How can technology help?
Even before you look at technology, start with discipline. People have different personality traits and methods, but there should be some standardization that leads to procedure. Once a standard operating procedure (SOP) is in place, it’s easier to draw out the common connections from each application and put that information together into actionable dashboards through an enterprise operating system. This overarching software should be updated in real time where problems are easy to see, whether that’s at the top of the page and/or using colors, like a traffic light’s red, yellow and green, to show the company’s health and give executives the ability to dive deeper into problem areas.
Eventually, you can automate some SOPs and add triggers, so if something happens — good or bad — an automated notification goes to the staff who need to know. Some examples include alerts before sales misses a goal or a department falls out of compliance, as well as notifications when someone hits an incentive-based threshold.
An enterprise operating system can also help track trends, like daily output. If employees are high or low, does the workload need to be rebalanced?
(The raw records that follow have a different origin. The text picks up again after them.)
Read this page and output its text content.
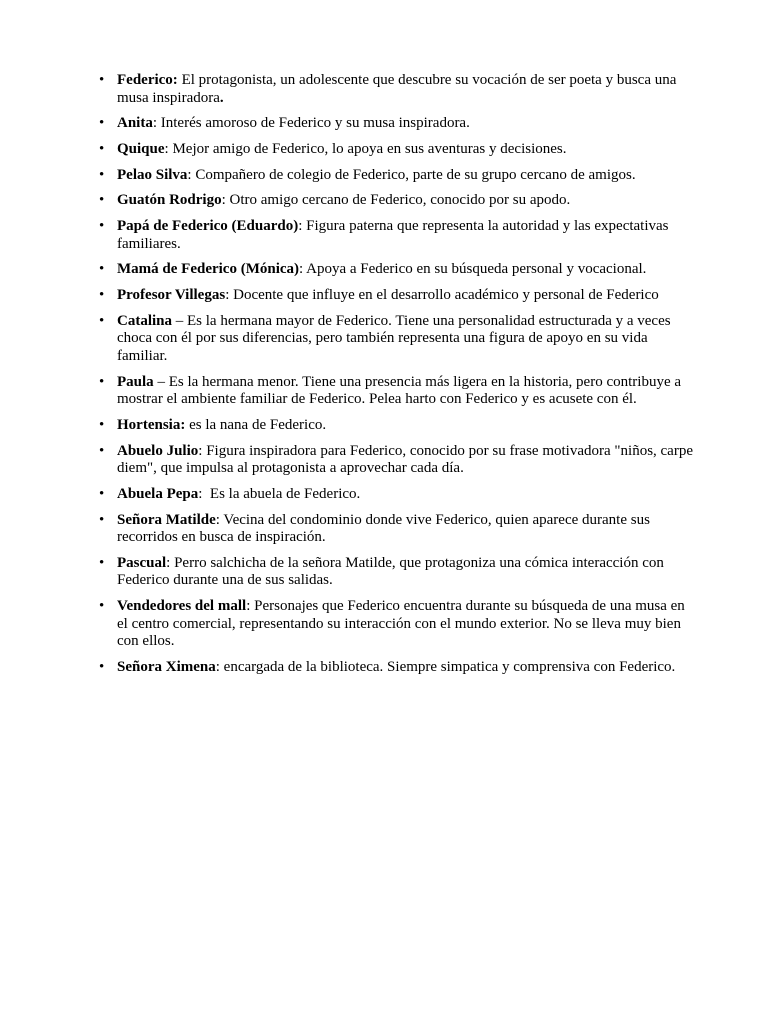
• Federico: El protagonista, un adolescente que descubre su vocación de ser poeta y busca una musa inspiradora.
• Anita: Interés amoroso de Federico y su musa inspiradora.
• Quique: Mejor amigo de Federico, lo apoya en sus aventuras y decisiones.
• Pelao Silva: Compañero de colegio de Federico, parte de su grupo cercano de amigos.
• Guatón Rodrigo: Otro amigo cercano de Federico, conocido por su apodo.
• Papá de Federico (Eduardo): Figura paterna que representa la autoridad y las expectativas familiares.
• Mamá de Federico (Mónica): Apoya a Federico en su búsqueda personal y vocacional.
• Profesor Villegas: Docente que influye en el desarrollo académico y personal de Federico
• Catalina – Es la hermana mayor de Federico. Tiene una personalidad estructurada y a veces choca con él por sus diferencias, pero también representa una figura de apoyo en su vida familiar.
• Paula – Es la hermana menor. Tiene una presencia más ligera en la historia, pero contribuye a mostrar el ambiente familiar de Federico. Pelea harto con Federico y es acusete con él.
• Hortensia: es la nana de Federico.
• Abuelo Julio: Figura inspiradora para Federico, conocido por su frase motivadora "niños, carpe diem", que impulsa al protagonista a aprovechar cada día.
• Abuela Pepa:  Es la abuela de Federico.
• Señora Matilde: Vecina del condominio donde vive Federico, quien aparece durante sus recorridos en busca de inspiración.
• Pascual: Perro salchicha de la señora Matilde, que protagoniza una cómica interacción con Federico durante una de sus salidas.
• Vendedores del mall: Personajes que Federico encuentra durante su búsqueda de una musa en el centro comercial, representando su interacción con el mundo exterior. No se lleva muy bien con ellos.
• Señora Ximena: encargada de la biblioteca. Siempre simpatica y comprensiva con Federico.
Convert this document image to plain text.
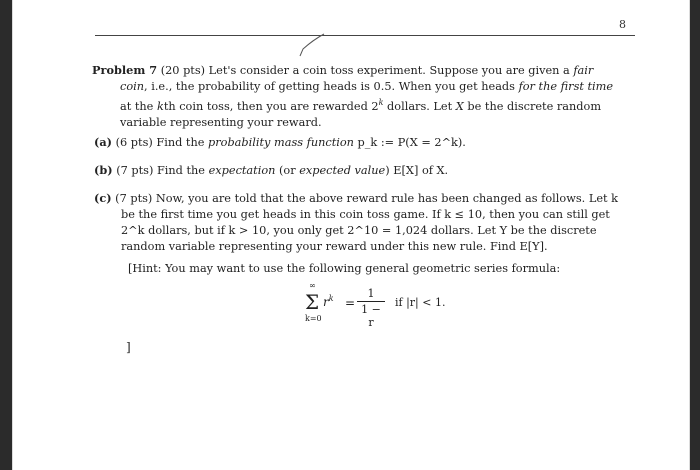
8
Problem 7 (20 pts) Let's consider a coin toss experiment. Suppose you are given a fair coin, i.e., the probability of getting heads is 0.5. When you get heads for the first time at the kth coin toss, then you are rewarded 2$^k$ dollars. Let X be the discrete random variable representing your reward.
(a) (6 pts) Find the probability mass function p_k := P(X = 2^k).
(b) (7 pts) Find the expectation (or expected value) E[X] of X.
(c) (7 pts) Now, you are told that the above reward rule has been changed as follows. Let k be the first time you get heads in this coin toss game. If k ≤ 10, then you can still get 2^k dollars, but if k > 10, you only get 2^10 = 1,024 dollars. Let Y be the discrete random variable representing your reward under this new rule. Find E[Y].
[Hint: You may want to use the following general geometric series formula:
∞
Σ
k=0
$r^k$ =
1
1 − r
if |r| < 1.
]
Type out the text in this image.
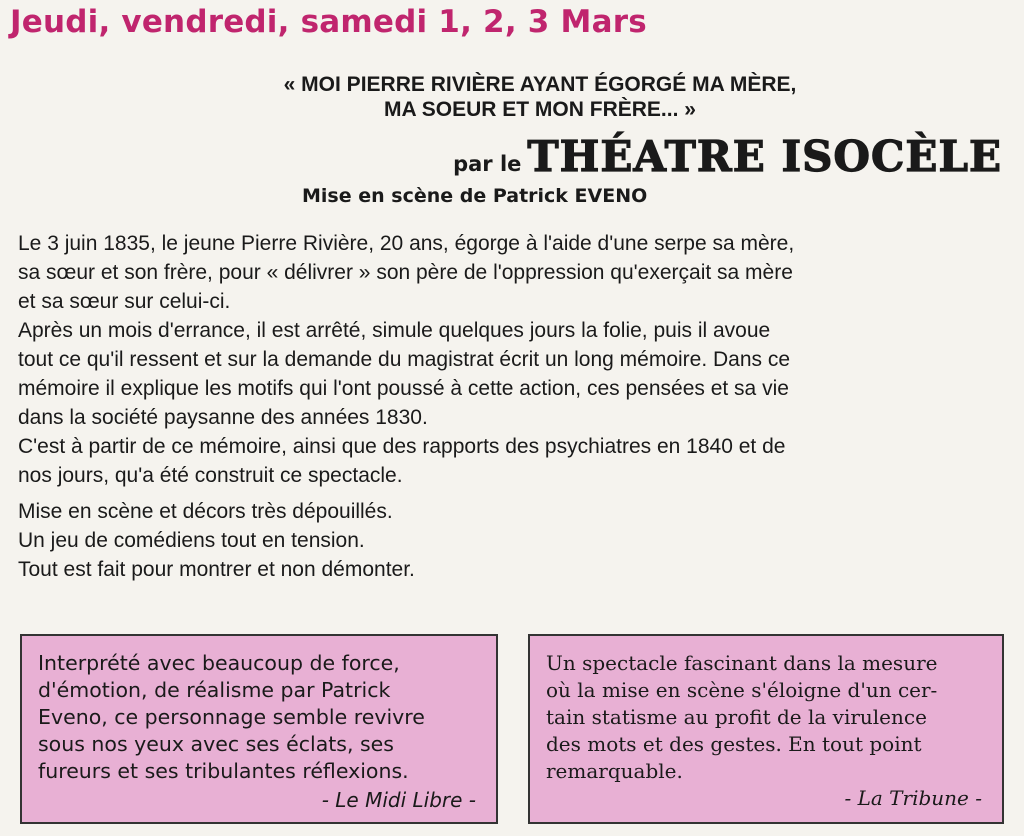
Jeudi, vendredi, samedi 1, 2, 3 Mars
« MOI PIERRE RIVIÈRE AYANT ÉGORGÉ MA MÈRE,
MA SOEUR ET MON FRÈRE... »
par le THÉATRE ISOCÈLE
Mise en scène de Patrick EVENO

Le 3 juin 1835, le jeune Pierre Rivière, 20 ans, égorge à l'aide d'une serpe sa mère,

sa sœur et son frère, pour « délivrer » son père de l'oppression qu'exerçait sa mère

et sa sœur sur celui-ci.

Après un mois d'errance, il est arrêté, simule quelques jours la folie, puis il avoue

tout ce qu'il ressent et sur la demande du magistrat écrit un long mémoire. Dans ce

mémoire il explique les motifs qui l'ont poussé à cette action, ces pensées et sa vie

dans la société paysanne des années 1830.

C'est à partir de ce mémoire, ainsi que des rapports des psychiatres en 1840 et de

nos jours, qu'a été construit ce spectacle.

Mise en scène et décors très dépouillés.

Un jeu de comédiens tout en tension.

Tout est fait pour montrer et non démonter.

Interprété avec beaucoup de force,
d'émotion, de réalisme par Patrick
Eveno, ce personnage semble revivre
sous nos yeux avec ses éclats, ses
fureurs et ses tribulantes réflexions.
- Le Midi Libre -
Un spectacle fascinant dans la mesure
où la mise en scène s'éloigne d'un cer-
tain statisme au profit de la virulence
des mots et des gestes. En tout point
remarquable.
- La Tribune -
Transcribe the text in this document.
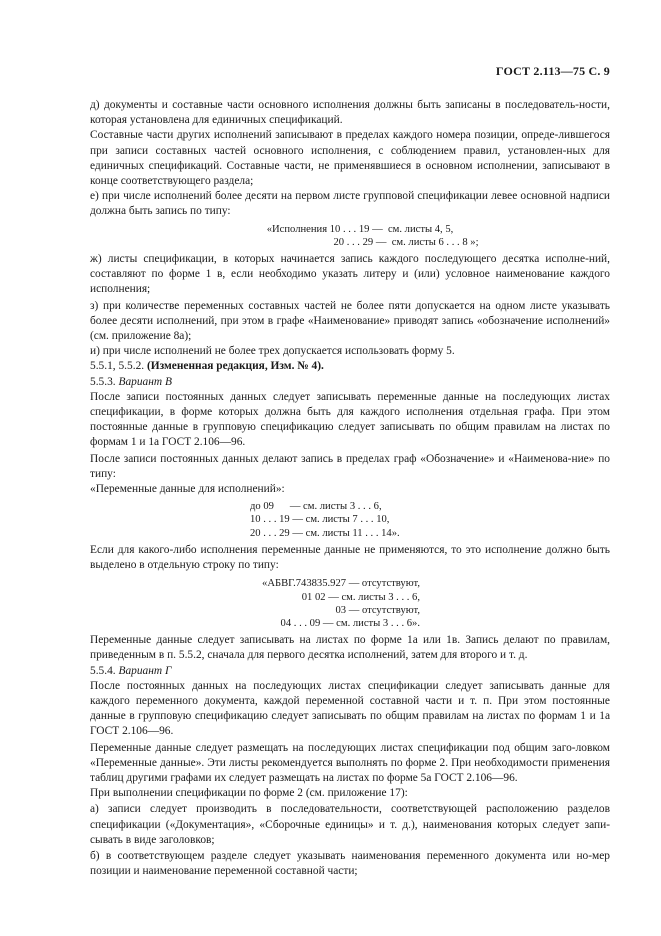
ГОСТ 2.113—75 С. 9

д) документы и составные части основного исполнения должны быть записаны в последователь-ности, которая установлена для единичных спецификаций.

Составные части других исполнений записывают в пределах каждого номера позиции, опреде-лившегося при записи составных частей основного исполнения, с соблюдением правил, установлен-ных для единичных спецификаций. Составные части, не применявшиеся в основном исполнении, записывают в конце соответствующего раздела;

е) при числе исполнений более десяти на первом листе групповой спецификации левее основной надписи должна быть запись по типу:

«Исполнения 10 . . . 19 —  см. листы 4, 5,
20 . . . 29 —  см. листы 6 . . . 8 »;

ж) листы спецификации, в которых начинается запись каждого последующего десятка исполне-ний, составляют по форме 1 в, если необходимо указать литеру и (или) условное наименование каждого исполнения;

з) при количестве переменных составных частей не более пяти допускается на одном листе указывать более десяти исполнений, при этом в графе «Наименование» приводят запись «обозначение исполнений» (см. приложение 8а);

и) при числе исполнений не более трех допускается использовать форму 5.

5.5.1, 5.5.2. (Измененная редакция, Изм. № 4).

5.5.3. Вариант В

После записи постоянных данных следует записывать переменные данные на последующих листах спецификации, в форме которых должна быть для каждого исполнения отдельная графа. При этом постоянные данные в групповую спецификацию следует записывать по общим правилам на листах по формам 1 и 1а ГОСТ 2.106—96.

После записи постоянных данных делают запись в пределах граф «Обозначение» и «Наименова-ние» по типу:

«Переменные данные для исполнений»:

до 09      — см. листы 3 . . . 6,
10 . . . 19 — см. листы 7 . . . 10,
20 . . . 29 — см. листы 11 . . . 14».

Если для какого-либо исполнения переменные данные не применяются, то это исполнение должно быть выделено в отдельную строку по типу:

«АБВГ.743835.927 — отсутствуют,
01 02 — см. листы 3 . . . 6,
03 — отсутствуют,
04 . . . 09 — см. листы 3 . . . 6».

Переменные данные следует записывать на листах по форме 1а или 1в. Запись делают по правилам, приведенным в п. 5.5.2, сначала для первого десятка исполнений, затем для второго и т. д.

5.5.4. Вариант Г

После постоянных данных на последующих листах спецификации следует записывать данные для каждого переменного документа, каждой переменной составной части и т. п. При этом постоянные данные в групповую спецификацию следует записывать по общим правилам на листах по формам 1 и 1а ГОСТ 2.106—96.

Переменные данные следует размещать на последующих листах спецификации под общим заго-ловком «Переменные данные». Эти листы рекомендуется выполнять по форме 2. При необходимости применения таблиц другими графами их следует размещать на листах по форме 5а ГОСТ 2.106—96.

При выполнении спецификации по форме 2 (см. приложение 17):

а) записи следует производить в последовательности, соответствующей расположению разделов спецификации («Документация», «Сборочные единицы» и т. д.), наименования которых следует запи-сывать в виде заголовков;

б) в соответствующем разделе следует указывать наименования переменного документа или но-мер позиции и наименование переменной составной части;
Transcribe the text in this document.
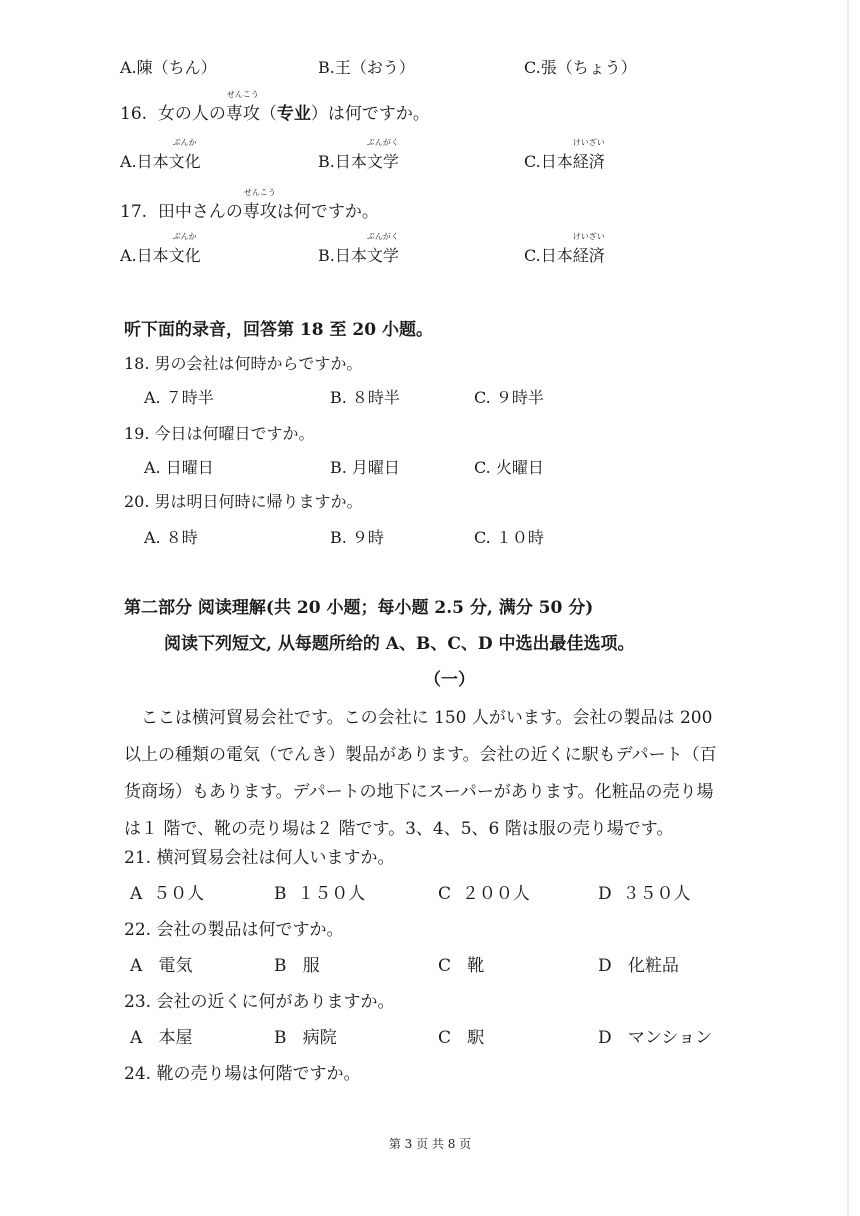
A.陳（ちん）	B.王（おう）	C.張（ちょう）
16. 女の人の専攻
せんこう
（专业）は何ですか。
A.日本文化
ぶんか
B.日本文学
ぶんがく
C.日本経済
けいざい
17. 田中さんの専攻
せんこう
は何ですか。
A.日本文化
ぶんか
B.日本文学
ぶんがく
C.日本経済
けいざい
听下面的录音，回答第 18 至 20 小题。
18. 男の会社は何時からですか。
A. ７時半	B. ８時半	C. ９時半
19. 今日は何曜日ですか。
A. 日曜日	B. 月曜日	C. 火曜日
20. 男は明日何時に帰りますか。
A. ８時	B. ９時	C. １０時
第二部分 阅读理解(共 20 小题；每小题 2.5 分, 满分 50 分)
阅读下列短文, 从每题所给的 A、B、C、D 中选出最佳选项。
（一）
　ここは横河貿易会社です。この会社に 150 人がいます。会社の製品は 200
以上の種類の電気（でんき）製品があります。会社の近くに駅もデパート（百
货商场）もあります。デパートの地下にスーパーがあります。化粧品の売り場
は１ 階で、靴の売り場は２ 階です。3、4、5、6 階は服の売り場です。
21. 横河貿易会社は何人いますか。
A ５０人	B １５０人	C ２００人	D ３５０人
22. 会社の製品は何ですか。
A 電気	B 服	C 靴	D 化粧品
23. 会社の近くに何がありますか。
A 本屋	B 病院	C 駅	D マンション
24. 靴の売り場は何階ですか。
第 3 页 共 8 页
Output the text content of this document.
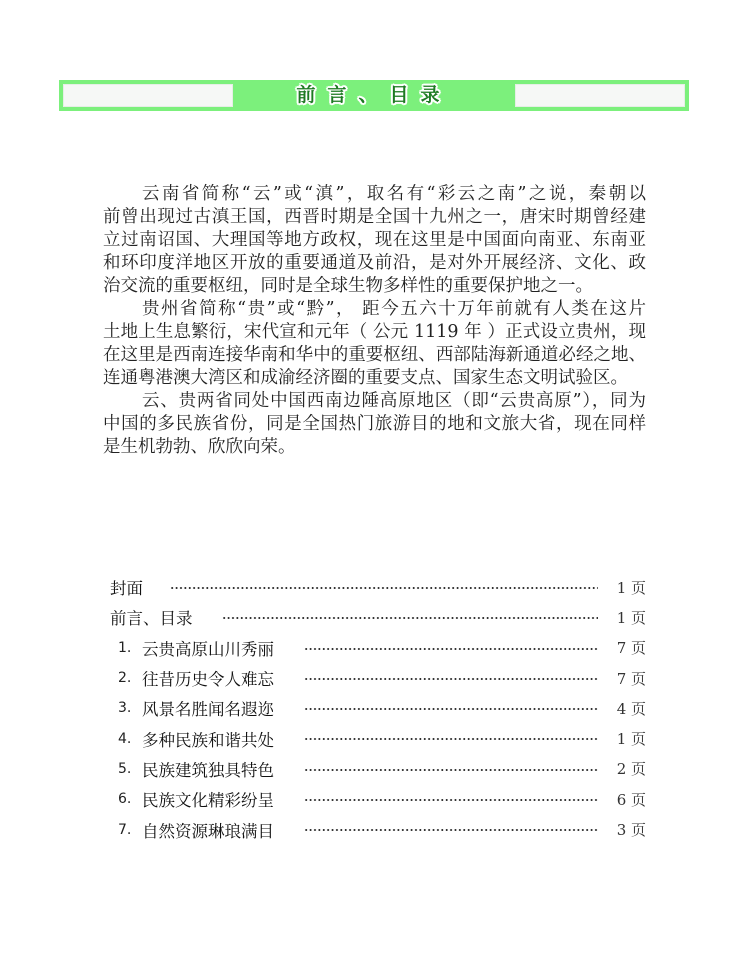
前言、目录
云南省简称“云”或“滇”，取名有“彩云之南”之说，秦朝以
前曾出现过古滇王国，西晋时期是全国十九州之一，唐宋时期曾经建
立过南诏国、大理国等地方政权，现在这里是中国面向南亚、东南亚
和环印度洋地区开放的重要通道及前沿，是对外开展经济、文化、政
治交流的重要枢纽，同时是全球生物多样性的重要保护地之一。
贵州省简称“贵”或“黔”， 距今五六十万年前就有人类在这片
土地上生息繁衍，宋代宣和元年（ 公元 1119 年 ）正式设立贵州，现
在这里是西南连接华南和华中的重要枢纽、西部陆海新通道必经之地、
连通粤港澳大湾区和成渝经济圈的重要支点、国家生态文明试验区。
云、贵两省同处中国西南边陲高原地区（即“云贵高原”），同为
中国的多民族省份，同是全国热门旅游目的地和文旅大省，现在同样
是生机勃勃、欣欣向荣。
封面	1 页
前言、目录	1 页
1. 云贵高原山川秀丽	7 页
2. 往昔历史令人难忘	7 页
3. 风景名胜闻名遐迩	4 页
4. 多种民族和谐共处	1 页
5. 民族建筑独具特色	2 页
6. 民族文化精彩纷呈	6 页
7. 自然资源琳琅满目	3 页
What else is important to understand when adding this kind of technology?
Start by mapping and auditing what you have. How many systems are you using? Do you need them all? Can you consolidate systems to make the data clearer?
You and your team can talk through the pain points and inventory of processes to see what can be automated. What can be done to make it easier with the current resources, as well as additional resources? Can technology help eliminate processes so people are focused on more high-value tasks, such as sales or customer interaction, rather than repetitive processes, like creating reports?
Next, research enterprise operating systems to find one that fits your organization. The company that develops the system should have an implementation team who can help tailor the software so that it works for your operations.
Keep in mind what’s financially viable and whether the enterprise operating system offers anything to subset a system you currently pay for. Also, look at whether the technology can scale up in a viable way. Are additional features based on the number of users or added straight to the software?
Finally, the technology should be easy to use and streamlined, which will increase employee buy-in and help executives organize and manage the business.